En autorisant la création de nouvelles écoles privées de formation paramédicales, le gouvernement tunisien entend ainsi répondre aux besoins croissants du système de santé et renforcer l’attractivité des compétences tunisiennes.
Au palais de la Kasbah, l’exécutif a adopté un train de mesures visant à rouvrir l’octroi de licences pour les écoles privées dans le domaine paramédical. Les décisions prises en mai 2011 et juin 2012, qui gelaient la délivrance de ces autorisations, ont été annulées. Désormais, de nouvelles institutions pourront voir le jour, à condition de respecter un cahier des charges révisé et plus exigeant.
Le Conseil a insisté sur la nécessité d’assurer une “formation de haute qualité”, reposant sur des critères d’admission sélectifs (résultats et type de baccalauréat, test psychotechnique), des programmes modernisés intégrant simulation, technologies numériques et langues, ainsi qu’une offre suffisante de stages pratiques et d’enseignants qualifiés. Une “carte nationale des spécialités paramédicales”sera élaborée pour encadrer les créations et éviter les déséquilibres dans l’offre de formation.
Un mécanisme renforcé de contrôle est prévu. Les établissements privés devront obtenir une autorisation officielle pour chaque spécialité ouverte, sous peine de sanctions. Des inspections régulières seront menées par le ministère de l’Enseignement supérieur, en coordination avec le ministère de la Santé.
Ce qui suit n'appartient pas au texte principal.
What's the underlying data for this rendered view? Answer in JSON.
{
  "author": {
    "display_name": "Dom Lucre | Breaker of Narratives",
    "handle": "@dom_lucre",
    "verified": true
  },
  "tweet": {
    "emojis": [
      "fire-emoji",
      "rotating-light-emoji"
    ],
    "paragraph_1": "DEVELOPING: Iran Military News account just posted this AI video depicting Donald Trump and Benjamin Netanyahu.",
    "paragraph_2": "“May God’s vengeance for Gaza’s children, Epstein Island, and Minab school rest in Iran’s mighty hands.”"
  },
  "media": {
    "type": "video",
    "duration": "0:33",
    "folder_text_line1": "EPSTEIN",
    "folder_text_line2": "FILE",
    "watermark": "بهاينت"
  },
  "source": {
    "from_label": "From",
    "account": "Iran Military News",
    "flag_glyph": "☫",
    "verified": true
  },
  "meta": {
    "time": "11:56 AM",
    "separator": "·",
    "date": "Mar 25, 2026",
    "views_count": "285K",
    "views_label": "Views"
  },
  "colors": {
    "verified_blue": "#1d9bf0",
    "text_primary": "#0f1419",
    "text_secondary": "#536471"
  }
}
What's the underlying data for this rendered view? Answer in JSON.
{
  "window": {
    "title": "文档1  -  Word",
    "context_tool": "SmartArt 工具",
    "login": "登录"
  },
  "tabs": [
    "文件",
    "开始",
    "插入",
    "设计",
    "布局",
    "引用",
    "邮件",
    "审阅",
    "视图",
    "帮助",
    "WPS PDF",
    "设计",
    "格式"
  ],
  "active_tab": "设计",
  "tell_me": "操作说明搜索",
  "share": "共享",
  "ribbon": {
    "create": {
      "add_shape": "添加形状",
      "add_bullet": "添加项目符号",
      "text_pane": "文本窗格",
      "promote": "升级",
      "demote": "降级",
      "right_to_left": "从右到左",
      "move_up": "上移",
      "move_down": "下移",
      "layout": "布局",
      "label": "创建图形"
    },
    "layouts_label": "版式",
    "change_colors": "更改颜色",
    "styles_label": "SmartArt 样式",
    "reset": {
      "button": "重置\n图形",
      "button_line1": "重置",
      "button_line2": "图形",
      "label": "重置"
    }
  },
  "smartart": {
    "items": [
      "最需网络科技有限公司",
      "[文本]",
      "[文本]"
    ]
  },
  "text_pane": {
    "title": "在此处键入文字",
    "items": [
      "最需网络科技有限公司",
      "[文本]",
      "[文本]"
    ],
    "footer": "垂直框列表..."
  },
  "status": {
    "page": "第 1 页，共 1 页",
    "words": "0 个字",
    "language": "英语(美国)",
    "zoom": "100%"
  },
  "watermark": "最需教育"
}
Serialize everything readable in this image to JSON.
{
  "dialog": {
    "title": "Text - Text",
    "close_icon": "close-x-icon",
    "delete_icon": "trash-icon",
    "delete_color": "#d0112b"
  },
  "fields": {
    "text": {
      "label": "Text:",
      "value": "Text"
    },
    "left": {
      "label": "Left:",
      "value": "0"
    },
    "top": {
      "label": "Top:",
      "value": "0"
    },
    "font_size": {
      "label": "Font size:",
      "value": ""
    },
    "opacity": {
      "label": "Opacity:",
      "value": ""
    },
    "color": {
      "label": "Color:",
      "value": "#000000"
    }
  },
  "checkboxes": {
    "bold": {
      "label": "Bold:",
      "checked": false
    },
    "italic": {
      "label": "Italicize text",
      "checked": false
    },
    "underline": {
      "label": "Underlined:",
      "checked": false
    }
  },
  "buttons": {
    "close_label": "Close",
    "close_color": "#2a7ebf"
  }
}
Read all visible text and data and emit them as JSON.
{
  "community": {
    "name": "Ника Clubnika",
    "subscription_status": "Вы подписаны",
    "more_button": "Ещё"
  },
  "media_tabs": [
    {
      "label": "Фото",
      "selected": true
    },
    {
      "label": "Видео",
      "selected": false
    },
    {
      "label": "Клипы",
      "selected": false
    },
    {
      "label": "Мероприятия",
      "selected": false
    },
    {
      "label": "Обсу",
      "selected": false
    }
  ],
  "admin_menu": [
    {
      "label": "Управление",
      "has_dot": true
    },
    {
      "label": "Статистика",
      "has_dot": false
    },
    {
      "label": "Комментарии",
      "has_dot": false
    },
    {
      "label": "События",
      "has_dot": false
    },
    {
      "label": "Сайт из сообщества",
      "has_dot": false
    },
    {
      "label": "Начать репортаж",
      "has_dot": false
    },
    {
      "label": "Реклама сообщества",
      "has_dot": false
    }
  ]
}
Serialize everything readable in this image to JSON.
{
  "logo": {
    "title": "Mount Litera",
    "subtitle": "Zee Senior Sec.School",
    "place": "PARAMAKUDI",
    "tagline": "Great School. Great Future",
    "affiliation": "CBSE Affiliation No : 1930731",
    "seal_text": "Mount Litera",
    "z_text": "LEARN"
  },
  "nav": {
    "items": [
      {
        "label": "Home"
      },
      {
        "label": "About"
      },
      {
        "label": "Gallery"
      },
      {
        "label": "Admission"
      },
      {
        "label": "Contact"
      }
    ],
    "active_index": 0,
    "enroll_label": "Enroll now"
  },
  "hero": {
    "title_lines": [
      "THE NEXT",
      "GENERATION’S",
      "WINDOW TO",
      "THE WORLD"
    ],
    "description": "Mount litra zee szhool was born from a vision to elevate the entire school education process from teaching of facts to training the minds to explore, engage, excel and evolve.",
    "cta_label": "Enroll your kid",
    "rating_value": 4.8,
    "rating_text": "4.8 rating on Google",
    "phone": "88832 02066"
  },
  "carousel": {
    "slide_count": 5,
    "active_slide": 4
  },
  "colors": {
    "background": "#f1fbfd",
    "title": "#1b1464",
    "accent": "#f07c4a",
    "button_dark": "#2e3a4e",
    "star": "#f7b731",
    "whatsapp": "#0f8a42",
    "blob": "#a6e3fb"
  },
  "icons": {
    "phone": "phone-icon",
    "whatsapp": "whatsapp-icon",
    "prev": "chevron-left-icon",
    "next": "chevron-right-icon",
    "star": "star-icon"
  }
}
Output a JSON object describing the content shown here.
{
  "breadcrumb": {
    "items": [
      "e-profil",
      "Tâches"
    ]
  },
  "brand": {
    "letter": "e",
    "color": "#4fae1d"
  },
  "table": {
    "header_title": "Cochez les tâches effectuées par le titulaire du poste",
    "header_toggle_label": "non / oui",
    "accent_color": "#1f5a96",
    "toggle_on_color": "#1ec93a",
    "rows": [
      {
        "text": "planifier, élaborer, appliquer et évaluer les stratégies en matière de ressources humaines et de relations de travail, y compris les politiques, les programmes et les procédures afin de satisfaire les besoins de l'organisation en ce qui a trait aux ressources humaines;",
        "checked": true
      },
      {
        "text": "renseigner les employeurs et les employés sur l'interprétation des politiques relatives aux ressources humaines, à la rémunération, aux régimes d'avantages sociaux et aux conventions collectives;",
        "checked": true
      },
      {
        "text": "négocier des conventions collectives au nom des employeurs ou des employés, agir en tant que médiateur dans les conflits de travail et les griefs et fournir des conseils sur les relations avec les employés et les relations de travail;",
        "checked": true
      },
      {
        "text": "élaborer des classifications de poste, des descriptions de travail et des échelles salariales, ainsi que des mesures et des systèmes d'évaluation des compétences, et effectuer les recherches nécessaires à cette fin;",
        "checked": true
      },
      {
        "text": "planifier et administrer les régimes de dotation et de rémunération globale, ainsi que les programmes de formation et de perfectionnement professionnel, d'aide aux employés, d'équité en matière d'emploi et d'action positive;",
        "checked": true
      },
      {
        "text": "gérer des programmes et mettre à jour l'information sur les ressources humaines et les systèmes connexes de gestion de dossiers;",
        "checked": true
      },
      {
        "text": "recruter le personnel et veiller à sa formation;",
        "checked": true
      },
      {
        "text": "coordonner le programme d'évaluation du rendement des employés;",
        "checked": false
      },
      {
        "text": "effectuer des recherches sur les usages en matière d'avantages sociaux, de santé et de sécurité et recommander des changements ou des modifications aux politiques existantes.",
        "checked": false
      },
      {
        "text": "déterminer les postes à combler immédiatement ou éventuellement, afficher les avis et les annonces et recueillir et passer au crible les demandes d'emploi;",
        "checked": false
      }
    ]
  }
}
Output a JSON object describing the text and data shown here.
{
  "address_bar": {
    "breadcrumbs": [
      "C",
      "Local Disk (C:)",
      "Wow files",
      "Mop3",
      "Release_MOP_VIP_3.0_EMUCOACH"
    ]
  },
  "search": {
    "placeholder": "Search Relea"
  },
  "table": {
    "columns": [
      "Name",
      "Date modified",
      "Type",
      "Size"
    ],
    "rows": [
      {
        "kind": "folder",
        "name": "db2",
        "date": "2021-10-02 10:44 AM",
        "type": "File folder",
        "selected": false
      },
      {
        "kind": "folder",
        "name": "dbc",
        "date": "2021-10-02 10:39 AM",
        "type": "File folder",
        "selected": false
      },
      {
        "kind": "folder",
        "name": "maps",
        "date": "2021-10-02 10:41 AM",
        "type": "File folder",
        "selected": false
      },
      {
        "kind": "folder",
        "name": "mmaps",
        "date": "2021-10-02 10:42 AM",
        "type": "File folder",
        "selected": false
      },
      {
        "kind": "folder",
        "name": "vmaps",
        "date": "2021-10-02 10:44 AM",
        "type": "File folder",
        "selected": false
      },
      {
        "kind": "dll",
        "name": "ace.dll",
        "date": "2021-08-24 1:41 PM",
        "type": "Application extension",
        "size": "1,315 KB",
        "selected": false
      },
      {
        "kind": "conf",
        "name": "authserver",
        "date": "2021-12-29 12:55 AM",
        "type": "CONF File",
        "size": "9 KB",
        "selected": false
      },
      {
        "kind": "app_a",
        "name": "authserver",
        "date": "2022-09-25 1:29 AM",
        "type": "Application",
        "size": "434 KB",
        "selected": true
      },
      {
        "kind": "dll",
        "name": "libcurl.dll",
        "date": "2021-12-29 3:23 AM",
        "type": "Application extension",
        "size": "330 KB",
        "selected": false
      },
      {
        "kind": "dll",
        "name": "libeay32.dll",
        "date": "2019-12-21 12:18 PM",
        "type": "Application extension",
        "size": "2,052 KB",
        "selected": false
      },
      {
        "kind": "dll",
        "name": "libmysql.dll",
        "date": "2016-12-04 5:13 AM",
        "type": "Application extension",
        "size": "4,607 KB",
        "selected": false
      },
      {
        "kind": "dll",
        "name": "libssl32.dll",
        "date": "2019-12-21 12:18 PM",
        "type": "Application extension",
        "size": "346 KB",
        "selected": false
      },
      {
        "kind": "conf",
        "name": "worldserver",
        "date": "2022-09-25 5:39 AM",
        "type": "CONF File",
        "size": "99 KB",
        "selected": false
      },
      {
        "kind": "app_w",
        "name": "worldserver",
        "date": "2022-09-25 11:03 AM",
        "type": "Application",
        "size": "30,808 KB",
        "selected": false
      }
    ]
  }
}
Une commission technique mixte sera chargée de revoir le cahier des charges et de suivre l’évolution du secteur.
Pour la cheffe du gouvernement, la formation paramédicale constitue un secteur vital pour la Tunisie. Elle a salué les réussites des diplômés tunisiens à l’international et souligné que la demande mondiale pour ces compétences est en forte progression, selon les statistiques de l’OMS. La réforme doit permettre de combler le déficit national, notamment dans les sciences infirmières, tout en valorisant l’expertise tunisienne sur les marchés étrangers.
Cette décision marque une étape importante pour l’avenir du système de santé tunisien, à un moment où la modernisation des services et la reconnaissance internationale des qualifications paramédicales apparaissent comme des enjeux stratégiques.